Most modern-day organizations consist of multiple data sources, which consist of multiple databases with complex data structures. It is very essential for an organization to break their table complexities and maintain a proper relationship between them.
Normalization is the process of successively reducing relations with anomalies to produce smaller, well-structured relations between the data in the tables. It uses the logical data modeling technique for tables to organize the data in the database to avoid data redundancy, insertion anomaly, update anomaly & deletion anomaly. It makes no assumptions about how data will be used in displays, queries, or reports. Furthermore, it places no constraints on how data can or should be physically stored or, therefore, on processing performance.

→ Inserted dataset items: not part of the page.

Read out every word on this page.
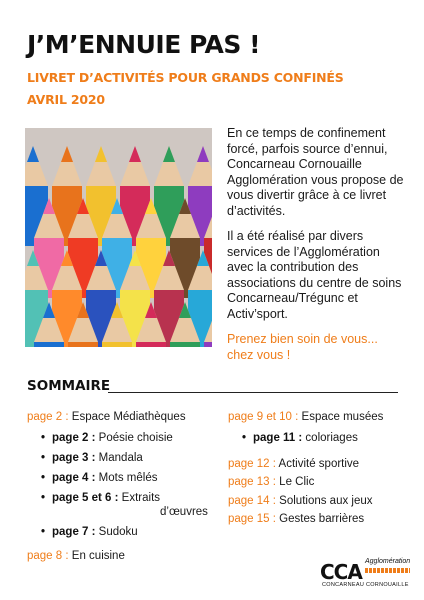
J’M’ENNUIE PAS !
LIVRET D’ACTIVITÉS POUR GRANDS CONFINÉS
AVRIL 2020

En ce temps de confinement forcé, parfois source d’ennui, Concarneau Cornouaille Agglomération vous propose de vous divertir grâce à ce livret d’activités.

Il a été réalisé par divers services de l’Agglomération avec la contribution des associations du centre de soins Concarneau/Trégunc et Activ’sport.

Prenez bien soin de vous... chez vous !

SOMMAIRE
page 2 : Espace Médiathèques
• page 2 : Poésie choisie
• page 3 : Mandala
• page 4 : Mots mêlés
• page 5 et 6 : Extraits
d’œuvres
• page 7 : Sudoku
page 8 : En cuisine
page 9 et 10 : Espace musées
• page 11 : coloriages
page 12 : Activité sportive
page 13 : Le Clic
page 14 : Solutions aux jeux
page 15 : Gestes barrières
CCA Agglomération
CONCARNEAU CORNOUAILLE
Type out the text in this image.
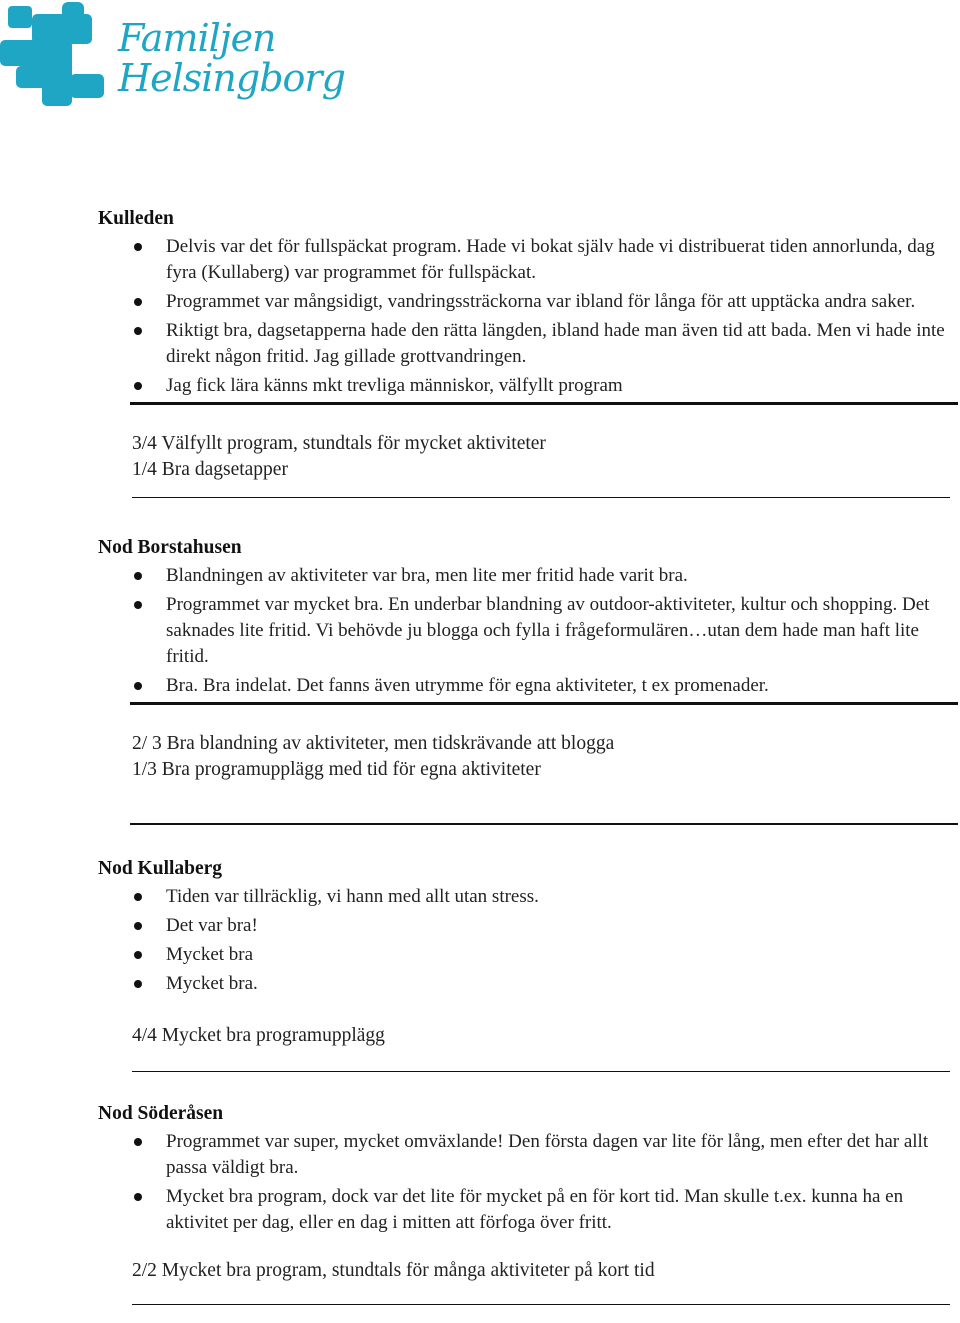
Familjen
Helsingborg
Kulleden
Delvis var det för fullspäckat program. Hade vi bokat själv hade vi distribuerat tiden annorlunda, dag fyra (Kullaberg) var programmet för fullspäckat.
Programmet var mångsidigt, vandringssträckorna var ibland för långa för att upptäcka andra saker.
Riktigt bra, dagsetapperna hade den rätta längden, ibland hade man även tid att bada. Men vi hade inte direkt någon fritid. Jag gillade grottvandringen.
Jag fick lära känns mkt trevliga människor, välfyllt program
3/4 Välfyllt program, stundtals för mycket aktiviteter
1/4 Bra dagsetapper
Nod Borstahusen
Blandningen av aktiviteter var bra, men lite mer fritid hade varit bra.
Programmet var mycket bra. En underbar blandning av outdoor-aktiviteter, kultur och shopping. Det saknades lite fritid. Vi behövde ju blogga och fylla i frågeformulären…utan dem hade man haft lite fritid.
Bra. Bra indelat. Det fanns även utrymme för egna aktiviteter, t ex promenader.
2/ 3 Bra blandning av aktiviteter, men tidskrävande att blogga
1/3 Bra programupplägg med tid för egna aktiviteter
Nod Kullaberg
Tiden var tillräcklig, vi hann med allt utan stress.
Det var bra!
Mycket bra
Mycket bra.
4/4 Mycket bra programupplägg
Nod Söderåsen
Programmet var super, mycket omväxlande! Den första dagen var lite för lång, men efter det har allt passa väldigt bra.
Mycket bra program, dock var det lite för mycket på en för kort tid. Man skulle t.ex. kunna ha en aktivitet per dag, eller en dag i mitten att förfoga över fritt.
2/2 Mycket bra program, stundtals för många aktiviteter på kort tid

Types of Database normalization
There are 9 normalizations that can be used inside the database. The most commonly used normal forms among these are given below.
- First normal form (1NF)
- Second normal form (2NF)
- Third normal form (3NF)
- Boyce & Codd normal form (BCNF)
These are shown in the table below:
Normalization Level | Description |
---|---|
First normal form | This table represents a relation/entities with no repeating groups of attributes |
Second normal form | Non-prime attributes are not functionally dependent on a subset of any candidate key |
Third normal form | In a table, every non-prime attribute is non-transitively dependent on every candidate’s key |
Elementary key normal form | Super key dependency or elementary key dependency affects the functional dependency in a table |
Boyce codd normal form | Every non-trivial functional dependency in the table is dependent on a Super key |
Fourth normal form | Every non-trivial multivalued dependency in the table is dependent on a Super key |
Fifth normal form (5NF) | Every non-trivial join dependency in the table is implied by the Super key of the table |
Domain/key normal form (DKNF) | Every constraint on the table is a logical consequence of the table’s domain constraints and key constraints |
Sixth normal form (6NF) | The table features no non-trivial join dependencies at all |
Advantage of Normalization
- The size of the database is decreased as duplicate data is eliminated by normalization.
- Performance is improved because of the fine-tuned tables with small size.
- The decrease in column size will lead to fewer indexes in a table, which makes it easier for maintenance tasks such as index rebuilding.
- Joins are needed when data is needed across the tables
Disadvantage of Normalization
- As data is spread out throughout the database, there are more tables to join
- As tables do not contain duplicate data, joins are required to get the data across the tables. This increases the complexity of the Structured Query Language(SQL) queries, making them slower to read from the database.
References
Jeffrey A. Hoffer, Ramesh Venkataraman, and Heikki Topi. 2010. Modern Database Management (10th ed.). Prentice-Hall Press, Upper Saddle River, NJ, USA.